Masyarakat tradisi melahirkan kesenian tradisi. Di sini tubuh menjadi media untuk mengkomunikasikan nilai-nilai tertentu yang mereka jadikan pedoman hidup. Para ahli menyebutnya sebagai nilai budaya. Pencarian dan penemuan elemen-elemen artistik tubuh sudah terjadi di sini. Tetapi yang menjadi fokus/penekanan adalah nilai-nilai budaya, bukan tubuh. Masyarakat tradisi berhasil menemukan elemen-elemen artistik tubuh (bentuk dan gerak) yang kuat karakter dan ciri khususnya. Gerak ini mereka jadikan penanda/bagian dari identitas budaya mereka.
Para ahli antropologi mengatakan bahwa eksistensi nilai budaya bergantung pada FUNGSI. Maka pertanyaan pertama adalah masihkah nilai-nilai budaya berfungsi untuk masyarakat Indonesia hari ini? Jika ya, apakah seni tradisi masih berfungsi mengekspresikan nilai-nilai tersebut? Atau apakah fungsinya sudah bergeser menjadi komoditi pariwisata maupun industri hiburan atau menjadi "pajangan memori" (hadir, dipertunjukkan pada waktu-waktu tertentu untuk membangkitkan memori dan mengobati kerinduan pendukungnya. Sebagian orang menyebutnya seni klangenan).
Masih banyak kesenian yang hadir dalam upacara-upacara ritual masyarakat. Di sini peristiwa tersebut menunjukkan fungsi peneguhan nilai-nilai budaya masyarakat pendukungnya. Sebagai komoditi pariwisata, kesenian tradisi menjalankan fungsinya sebagai alat politik penunjuk identitas negara maupun alat penghasil devisa (fungsi ekonomi). Ada satu fungsi yang belum saya sebutkan di sini, yaitu seni tradisi sebagai alat pencari nafkah bagi kelompoknya.

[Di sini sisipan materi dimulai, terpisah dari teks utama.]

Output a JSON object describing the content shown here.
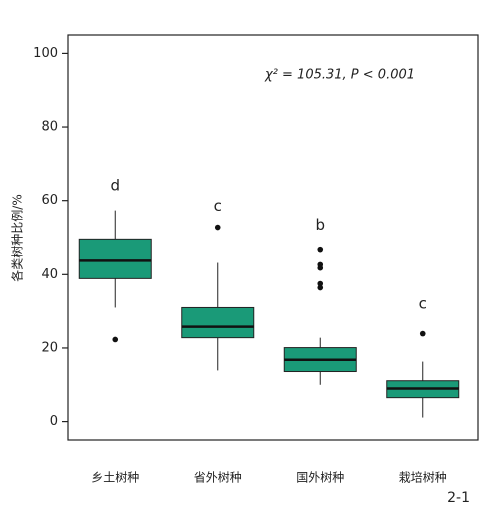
{
  "chart_data": {
    "type": "box",
    "y_label": "各类树种比例/%",
    "annotation": "χ² = 105.31, P < 0.001",
    "figure_label": "2-1",
    "categories": [
      "乡土树种",
      "省外树种",
      "国外树种",
      "栽培树种"
    ],
    "color": "#1a9a78",
    "boxes": [
      {
        "min": 31,
        "q1": 38.9,
        "median": 43.8,
        "q3": 49.5,
        "max": 57.3,
        "outliers": [
          22.3
        ],
        "group": "d",
        "group_y": 64
      },
      {
        "min": 13.9,
        "q1": 22.8,
        "median": 25.8,
        "q3": 31,
        "max": 43.2,
        "outliers": [
          52.7
        ],
        "group": "c",
        "group_y": 58.4
      },
      {
        "min": 10,
        "q1": 13.6,
        "median": 16.8,
        "q3": 20.1,
        "max": 22.8,
        "outliers": [
          46.7,
          42.7,
          41.8,
          37.5,
          36.4
        ],
        "group": "b",
        "group_y": 53.3
      },
      {
        "min": 1.1,
        "q1": 6.5,
        "median": 9,
        "q3": 11.1,
        "max": 16.3,
        "outliers": [
          23.9
        ],
        "group": "c",
        "group_y": 32
      }
    ],
    "ylim": [
      -5,
      105
    ],
    "yticks": [
      0,
      20,
      40,
      60,
      80,
      100
    ]
  }
}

Sepengetahuan saya hal ini masih dilakukan oleh beberapa kelompok seni pertunjukan tradisi Betawi, Sunda, Jawa Tengah, Jawa Timur, Madura. Mereka mengadakan pertunjukan dengan berkeliling. Di kota-kota besar, mereka mempunyai tempat pertunjukan sendiri.

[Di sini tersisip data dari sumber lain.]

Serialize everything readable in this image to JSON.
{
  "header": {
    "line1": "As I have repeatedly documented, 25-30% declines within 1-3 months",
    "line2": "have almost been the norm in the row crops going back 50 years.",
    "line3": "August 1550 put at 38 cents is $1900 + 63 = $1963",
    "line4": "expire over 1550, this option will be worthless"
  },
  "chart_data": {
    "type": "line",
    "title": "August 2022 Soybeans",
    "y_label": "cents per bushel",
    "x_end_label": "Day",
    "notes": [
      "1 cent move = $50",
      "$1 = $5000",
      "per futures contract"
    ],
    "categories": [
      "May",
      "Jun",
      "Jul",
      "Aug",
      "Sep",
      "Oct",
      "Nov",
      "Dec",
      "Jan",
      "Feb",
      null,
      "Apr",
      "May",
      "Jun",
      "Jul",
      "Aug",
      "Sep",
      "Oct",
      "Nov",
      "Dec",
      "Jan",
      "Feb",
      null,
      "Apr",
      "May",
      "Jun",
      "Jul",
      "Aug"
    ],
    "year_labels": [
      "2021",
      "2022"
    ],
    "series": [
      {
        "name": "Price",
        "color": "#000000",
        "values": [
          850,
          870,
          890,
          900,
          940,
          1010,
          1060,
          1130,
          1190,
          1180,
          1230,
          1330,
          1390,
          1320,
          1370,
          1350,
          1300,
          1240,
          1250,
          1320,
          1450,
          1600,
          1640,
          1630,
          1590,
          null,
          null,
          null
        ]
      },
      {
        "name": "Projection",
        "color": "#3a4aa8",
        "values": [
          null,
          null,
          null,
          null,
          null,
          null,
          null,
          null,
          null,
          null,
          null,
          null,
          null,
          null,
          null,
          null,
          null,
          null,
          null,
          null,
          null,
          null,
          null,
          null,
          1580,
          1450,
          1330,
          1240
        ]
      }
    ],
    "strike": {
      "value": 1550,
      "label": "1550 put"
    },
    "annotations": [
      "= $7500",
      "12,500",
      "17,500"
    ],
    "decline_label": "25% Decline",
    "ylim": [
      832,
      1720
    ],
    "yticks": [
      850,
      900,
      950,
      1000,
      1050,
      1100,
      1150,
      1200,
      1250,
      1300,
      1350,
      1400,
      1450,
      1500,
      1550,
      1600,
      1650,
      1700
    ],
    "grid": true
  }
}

Pada masyarakat tradisi pemakaian gerak sebagai simbol ekspresi komunal dimaksudkan untuk diabadikan di sepanjang waktu karena nilai-nilai yang ia usung menjangkau waktu yang panjang.
2. Tubuh Urban
Beberapa kota di Indonesia telah tumbuh menjadi sebuah wilayah yang terdiri dari beragam kelompok masyarakat yang datang dari berbagai daerah di luar kota tersebut. Semua saling membaur, tidak ada yang dominan, menjalani kehidupan bersama-sama tanpa kehilangan karakter masing-masing. Maka kota-kota tersebut dikenal dengan kota urban. Kota-kota yang masuk dalam kategori ini (atau sedang berproses menuju ke arah itu) antara lain Medan, Batam, Jakarta, Bandung, Solo, Jogja, Surabaya dan Denpasar.

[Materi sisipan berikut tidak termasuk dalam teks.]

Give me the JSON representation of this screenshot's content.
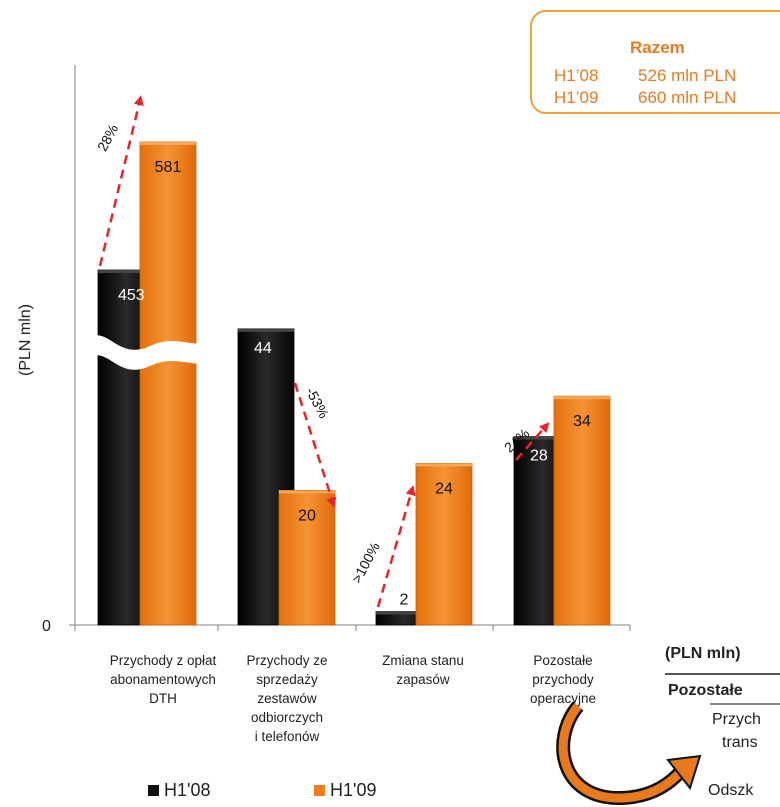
{
  "summary": {
    "title": "Razem",
    "rows": [
      {
        "label": "H1’08",
        "value": "526 mln PLN"
      },
      {
        "label": "H1’09",
        "value": "660 mln PLN"
      }
    ]
  },
  "legend": {
    "h108": "H1'08",
    "h109": "H1'09"
  },
  "side_panel": {
    "unit": "(PLN mln)",
    "heading": "Pozostałe",
    "line1": "Przych",
    "line2": "trans",
    "line3": "Odszk"
  },
  "chart_data": {
    "type": "bar",
    "ylabel": "(PLN mln)",
    "y_zero_label": "0",
    "axis_break": true,
    "categories": [
      [
        "Przychody z opłat",
        "abonamentowych",
        "DTH"
      ],
      [
        "Przychody ze",
        "sprzedaży",
        "zestawów",
        "odbiorczych",
        "i telefonów"
      ],
      [
        "Zmiana stanu",
        "zapasów"
      ],
      [
        "Pozostałe",
        "przychody",
        "operacyjne"
      ]
    ],
    "series": [
      {
        "name": "H1'08",
        "values": [
          453,
          44,
          2,
          28
        ],
        "color": "#111111"
      },
      {
        "name": "H1'09",
        "values": [
          581,
          20,
          24,
          34
        ],
        "color": "#ef7d18"
      }
    ],
    "changes": [
      "28%",
      "-53%",
      ">100%",
      "24%"
    ],
    "arrow_color": "#e8242a"
  }
}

Kebersamaan masyarakat di wilayah urban melahirkan budaya urban. Ciri-ciri budaya urban antara lain plural, terbuka, dinamis. Kesenian (tari) di dalam masyarakat urban adalah kesenian yang juga memiliki ciri-ciri tersebut. Di sana hadir kesenian tradisi Indonesia (baik kesenian asli daerah setempat maupun dari luar daerah tersebut), kesenian non tradisi Indonesia (balet, tango, salsa, walz, tap dance, hiphop, breakdance, capueira, mandarin, dll), dan kesenian alternatif. Beragamnya kesenian yang ada merupakan akibat dari keterbukaan masyarakat urban terhadap segala sesuatu. Keterbukaan itu pula yang mendorong munculnya penafsiran-penafsiran baru yang melahirkan kesenian-kesenian alternatif. Kesenian alternatif merupakan kesenian yang menginterpretasikan ulang kesenian-kesenian yang sudah ada, mengolahnya dengan pendekatan dan kreativitas yang berbeda, sehingga melahirkan kesenian yang "baru".
Tampak bahwa pilihan-pilihan masyarakat urban sangat jelas. Tidak adanya dominasi kesenian tertentu membuahkan ruang kebebasan yang besar bagi mereka untuk menciptakan dan menentukan pilihan-pilihan itu. Pilihan adalah bentuk pernyataan eksplisit mengenai selera dan ekspresi mereka. Dalam konteks tulisan ini, pilihan tersebut adalah pilihan tubuh mereka.
Khusus mengenai kesenian tradisi, ada dua fenomena yang berbeda di Jakarta. Pertama, kesenian tradisi diajarkan pada masyarakat di sanggar-sanggar. Kedua, pertunjukan kesenian tradisi oleh kelompok-kelompok kesenian tradisi. Fenomena pertama menjalankan fungsi pendidikan. Di sini elemen-elemen artistik tubuh tradisi diwariskan sebagai sebuah imitasi. Prioritasnya adalah keterampilan, tujuannya melahirkan sebanyak mungkin penari tradisi yang unggul. Gerak hadir sebagai gerak, tidak disertai makna.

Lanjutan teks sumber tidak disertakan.